This is the last regulatory approval needed to finalize the transaction.   Previous approvals include Federal Energy Regulatory Commission (FERC), Texas Public Utility Commission (PUCT) and Federal Trade Commission.

“We appreciate the confidence the LPSC and other regulatory entities have given this transaction through their thorough review and approval process,” said Bill Fontenot, Cleco president and CEO.  “Their support confirms our belief that this transaction is the best path for Cleco, our customers, Louisiana cooperatives, communities and the state of Louisiana.”
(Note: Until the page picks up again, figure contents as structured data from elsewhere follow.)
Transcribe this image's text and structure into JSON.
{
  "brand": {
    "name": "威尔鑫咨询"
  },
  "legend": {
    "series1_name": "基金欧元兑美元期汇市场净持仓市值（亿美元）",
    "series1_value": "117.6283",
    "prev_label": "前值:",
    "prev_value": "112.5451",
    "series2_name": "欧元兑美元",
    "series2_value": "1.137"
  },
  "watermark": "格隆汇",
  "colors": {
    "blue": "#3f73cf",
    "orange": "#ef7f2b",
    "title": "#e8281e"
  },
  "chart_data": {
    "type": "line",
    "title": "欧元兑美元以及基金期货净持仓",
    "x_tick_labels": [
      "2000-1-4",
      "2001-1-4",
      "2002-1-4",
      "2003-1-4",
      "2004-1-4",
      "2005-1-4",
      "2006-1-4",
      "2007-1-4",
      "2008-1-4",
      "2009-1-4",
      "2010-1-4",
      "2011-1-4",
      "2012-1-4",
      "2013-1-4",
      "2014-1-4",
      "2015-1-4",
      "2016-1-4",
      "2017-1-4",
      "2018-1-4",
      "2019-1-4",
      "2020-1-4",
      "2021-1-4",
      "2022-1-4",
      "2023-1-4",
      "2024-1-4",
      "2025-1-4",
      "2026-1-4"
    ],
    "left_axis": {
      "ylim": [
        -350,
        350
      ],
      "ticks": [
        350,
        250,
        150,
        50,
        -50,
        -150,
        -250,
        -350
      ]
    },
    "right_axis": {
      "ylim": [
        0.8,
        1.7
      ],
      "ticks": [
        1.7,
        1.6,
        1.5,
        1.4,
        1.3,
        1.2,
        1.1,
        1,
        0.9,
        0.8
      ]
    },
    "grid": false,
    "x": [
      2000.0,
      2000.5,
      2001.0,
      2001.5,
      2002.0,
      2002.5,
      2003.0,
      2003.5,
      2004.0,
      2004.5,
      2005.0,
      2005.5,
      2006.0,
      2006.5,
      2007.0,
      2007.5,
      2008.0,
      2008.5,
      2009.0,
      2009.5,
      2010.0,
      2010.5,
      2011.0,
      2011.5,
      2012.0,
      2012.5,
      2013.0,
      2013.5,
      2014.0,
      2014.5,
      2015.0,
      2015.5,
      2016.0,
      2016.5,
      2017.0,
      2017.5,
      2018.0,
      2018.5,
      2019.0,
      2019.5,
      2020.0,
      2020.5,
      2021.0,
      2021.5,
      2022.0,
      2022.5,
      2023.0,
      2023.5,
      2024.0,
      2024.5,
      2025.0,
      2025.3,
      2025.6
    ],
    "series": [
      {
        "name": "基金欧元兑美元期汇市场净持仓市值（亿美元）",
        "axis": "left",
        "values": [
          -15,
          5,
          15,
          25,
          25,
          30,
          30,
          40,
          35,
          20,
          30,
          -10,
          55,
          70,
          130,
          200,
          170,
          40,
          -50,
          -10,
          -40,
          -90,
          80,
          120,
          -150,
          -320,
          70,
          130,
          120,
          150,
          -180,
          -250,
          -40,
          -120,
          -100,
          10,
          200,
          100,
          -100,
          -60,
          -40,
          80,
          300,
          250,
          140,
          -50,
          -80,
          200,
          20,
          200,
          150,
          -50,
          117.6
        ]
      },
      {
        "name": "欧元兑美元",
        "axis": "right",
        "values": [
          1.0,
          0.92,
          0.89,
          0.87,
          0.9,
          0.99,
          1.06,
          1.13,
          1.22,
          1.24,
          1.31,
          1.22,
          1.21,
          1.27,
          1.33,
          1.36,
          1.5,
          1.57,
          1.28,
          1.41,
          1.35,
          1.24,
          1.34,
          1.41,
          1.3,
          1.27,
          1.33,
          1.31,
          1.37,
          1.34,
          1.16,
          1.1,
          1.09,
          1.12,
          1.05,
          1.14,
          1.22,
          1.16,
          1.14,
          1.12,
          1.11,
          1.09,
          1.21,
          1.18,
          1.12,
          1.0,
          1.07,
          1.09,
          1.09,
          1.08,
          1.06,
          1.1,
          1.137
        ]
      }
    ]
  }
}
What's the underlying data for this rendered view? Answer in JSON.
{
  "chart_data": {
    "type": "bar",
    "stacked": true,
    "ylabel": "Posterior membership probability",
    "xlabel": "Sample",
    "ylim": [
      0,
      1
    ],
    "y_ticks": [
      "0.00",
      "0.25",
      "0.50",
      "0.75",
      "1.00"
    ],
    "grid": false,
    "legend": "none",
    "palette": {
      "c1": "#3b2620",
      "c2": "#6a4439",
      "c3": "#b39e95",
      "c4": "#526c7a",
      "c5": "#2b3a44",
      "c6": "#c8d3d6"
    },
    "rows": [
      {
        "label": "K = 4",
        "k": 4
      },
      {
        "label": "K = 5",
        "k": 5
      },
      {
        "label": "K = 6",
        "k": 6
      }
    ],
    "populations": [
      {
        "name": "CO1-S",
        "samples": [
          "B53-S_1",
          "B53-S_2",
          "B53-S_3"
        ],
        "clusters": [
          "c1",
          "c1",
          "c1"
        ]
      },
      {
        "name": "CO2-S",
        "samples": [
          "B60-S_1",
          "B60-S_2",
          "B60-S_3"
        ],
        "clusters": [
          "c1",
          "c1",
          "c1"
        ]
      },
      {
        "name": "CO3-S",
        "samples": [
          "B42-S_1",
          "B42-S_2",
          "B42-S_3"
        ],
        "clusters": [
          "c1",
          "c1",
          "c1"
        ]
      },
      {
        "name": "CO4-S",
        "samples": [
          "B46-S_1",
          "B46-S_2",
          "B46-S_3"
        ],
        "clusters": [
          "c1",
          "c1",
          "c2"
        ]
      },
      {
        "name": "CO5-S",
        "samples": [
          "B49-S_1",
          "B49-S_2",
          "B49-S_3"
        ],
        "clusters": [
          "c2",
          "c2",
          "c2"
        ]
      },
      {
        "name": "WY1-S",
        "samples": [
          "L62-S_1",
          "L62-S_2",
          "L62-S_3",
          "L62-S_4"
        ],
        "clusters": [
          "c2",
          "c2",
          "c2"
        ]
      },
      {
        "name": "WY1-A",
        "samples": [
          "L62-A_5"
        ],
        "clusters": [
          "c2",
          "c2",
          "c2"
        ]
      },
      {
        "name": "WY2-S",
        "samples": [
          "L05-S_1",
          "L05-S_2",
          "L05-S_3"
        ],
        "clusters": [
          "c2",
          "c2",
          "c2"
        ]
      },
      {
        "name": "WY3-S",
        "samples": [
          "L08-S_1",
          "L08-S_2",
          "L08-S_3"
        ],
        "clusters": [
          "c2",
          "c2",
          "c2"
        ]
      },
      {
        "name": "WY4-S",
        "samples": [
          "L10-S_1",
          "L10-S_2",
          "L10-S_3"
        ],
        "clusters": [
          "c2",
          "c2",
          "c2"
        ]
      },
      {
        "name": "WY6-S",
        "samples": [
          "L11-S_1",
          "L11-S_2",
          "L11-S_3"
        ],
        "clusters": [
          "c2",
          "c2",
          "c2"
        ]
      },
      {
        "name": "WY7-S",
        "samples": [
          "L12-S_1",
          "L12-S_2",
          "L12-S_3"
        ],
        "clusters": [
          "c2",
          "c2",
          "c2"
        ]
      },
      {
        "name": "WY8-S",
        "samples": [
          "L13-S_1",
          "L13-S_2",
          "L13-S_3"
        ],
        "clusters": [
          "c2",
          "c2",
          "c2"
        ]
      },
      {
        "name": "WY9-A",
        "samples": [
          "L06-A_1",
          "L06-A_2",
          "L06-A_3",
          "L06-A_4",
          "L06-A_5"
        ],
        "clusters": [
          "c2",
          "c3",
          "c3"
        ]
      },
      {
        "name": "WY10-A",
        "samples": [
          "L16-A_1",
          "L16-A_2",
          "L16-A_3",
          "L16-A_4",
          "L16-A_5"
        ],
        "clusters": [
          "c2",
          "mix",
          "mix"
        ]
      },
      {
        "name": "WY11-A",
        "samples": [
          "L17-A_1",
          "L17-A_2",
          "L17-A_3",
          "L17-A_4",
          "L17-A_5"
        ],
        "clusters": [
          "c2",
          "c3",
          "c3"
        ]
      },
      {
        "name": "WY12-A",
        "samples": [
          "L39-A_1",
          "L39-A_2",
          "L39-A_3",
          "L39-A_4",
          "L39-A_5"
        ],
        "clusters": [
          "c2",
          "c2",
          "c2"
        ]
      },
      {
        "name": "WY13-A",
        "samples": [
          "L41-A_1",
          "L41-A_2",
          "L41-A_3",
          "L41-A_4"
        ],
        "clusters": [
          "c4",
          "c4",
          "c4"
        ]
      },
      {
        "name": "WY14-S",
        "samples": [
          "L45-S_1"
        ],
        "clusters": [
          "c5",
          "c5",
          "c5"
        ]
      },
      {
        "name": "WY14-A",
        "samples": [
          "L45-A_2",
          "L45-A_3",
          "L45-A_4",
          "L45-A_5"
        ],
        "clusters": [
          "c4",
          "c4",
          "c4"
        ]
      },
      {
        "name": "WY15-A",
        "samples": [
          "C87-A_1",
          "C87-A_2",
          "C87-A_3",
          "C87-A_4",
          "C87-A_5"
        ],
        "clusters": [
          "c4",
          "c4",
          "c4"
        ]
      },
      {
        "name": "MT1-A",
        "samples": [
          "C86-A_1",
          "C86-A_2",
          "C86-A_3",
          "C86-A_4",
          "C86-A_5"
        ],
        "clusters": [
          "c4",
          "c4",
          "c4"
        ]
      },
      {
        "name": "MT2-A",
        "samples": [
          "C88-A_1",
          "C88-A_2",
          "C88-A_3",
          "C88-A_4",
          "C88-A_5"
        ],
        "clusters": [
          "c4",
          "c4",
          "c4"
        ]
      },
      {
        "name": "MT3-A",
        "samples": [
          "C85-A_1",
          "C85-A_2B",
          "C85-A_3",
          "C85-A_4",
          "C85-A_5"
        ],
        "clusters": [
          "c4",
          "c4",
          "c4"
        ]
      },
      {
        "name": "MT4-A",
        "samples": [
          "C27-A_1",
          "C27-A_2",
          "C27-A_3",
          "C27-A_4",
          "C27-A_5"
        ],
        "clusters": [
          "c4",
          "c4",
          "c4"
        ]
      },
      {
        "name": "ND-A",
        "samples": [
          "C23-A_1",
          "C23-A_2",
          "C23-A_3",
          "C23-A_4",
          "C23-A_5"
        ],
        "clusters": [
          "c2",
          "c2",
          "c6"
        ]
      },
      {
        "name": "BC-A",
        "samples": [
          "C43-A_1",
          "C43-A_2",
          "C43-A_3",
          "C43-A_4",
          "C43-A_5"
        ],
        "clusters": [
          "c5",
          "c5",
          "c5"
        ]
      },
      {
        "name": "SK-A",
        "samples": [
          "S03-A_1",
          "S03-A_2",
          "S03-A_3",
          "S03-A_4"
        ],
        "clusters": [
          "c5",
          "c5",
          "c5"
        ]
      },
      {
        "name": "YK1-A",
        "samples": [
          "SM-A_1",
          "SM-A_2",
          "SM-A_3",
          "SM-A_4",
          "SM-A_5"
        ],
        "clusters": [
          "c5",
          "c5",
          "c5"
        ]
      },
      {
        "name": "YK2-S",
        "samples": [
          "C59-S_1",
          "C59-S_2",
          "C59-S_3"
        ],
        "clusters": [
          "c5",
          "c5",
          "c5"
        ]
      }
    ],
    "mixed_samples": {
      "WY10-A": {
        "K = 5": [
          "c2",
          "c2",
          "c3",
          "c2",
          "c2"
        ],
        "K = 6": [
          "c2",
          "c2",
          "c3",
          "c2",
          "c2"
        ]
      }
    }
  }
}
Under the terms of the $1.0 billion agreement, which is expected to close in February 2019, Cleco Cajun LLC (Cleco Cajun), an unregulated subsidiary of Cleco, will acquire eight generating assets totaling 3,555 MW, transmission operations and contracts to provide wholesale power to nine Louisiana cooperatives, five municipalities across Arkansas, Louisiana and Texas, and one investor-owned utility.  Seven of the generation assets will be managed by Cleco while the Cottonwood plant in Texas will be temporarily leased back to NRG for operation.

Acquisition highlights:

  • Cleco Cajun and Cleco Power remain separate businesses, independently operated and managed by local management teams in Louisiana.
  • The transaction significantly increases the scale of Cleco’s operations in Louisiana by more than doubling its generating capacity and increasing the number of end-user customers by 77 percent.
  • The transaction enables enhanced customer service through the sharing of operational expertise and management best practices.
  • Electricity rates for Cleco Cajun and Cleco Power customers are not impacted.
  • Employment levels, employee compensation levels and employee benefits are maintained for Cleco Cajun, Cleco Power and Cleco employees.

“This investment advances our growth strategy and positions Cleco to achieve our vision of becoming Louisiana’s leading energy company,” said Fontenot.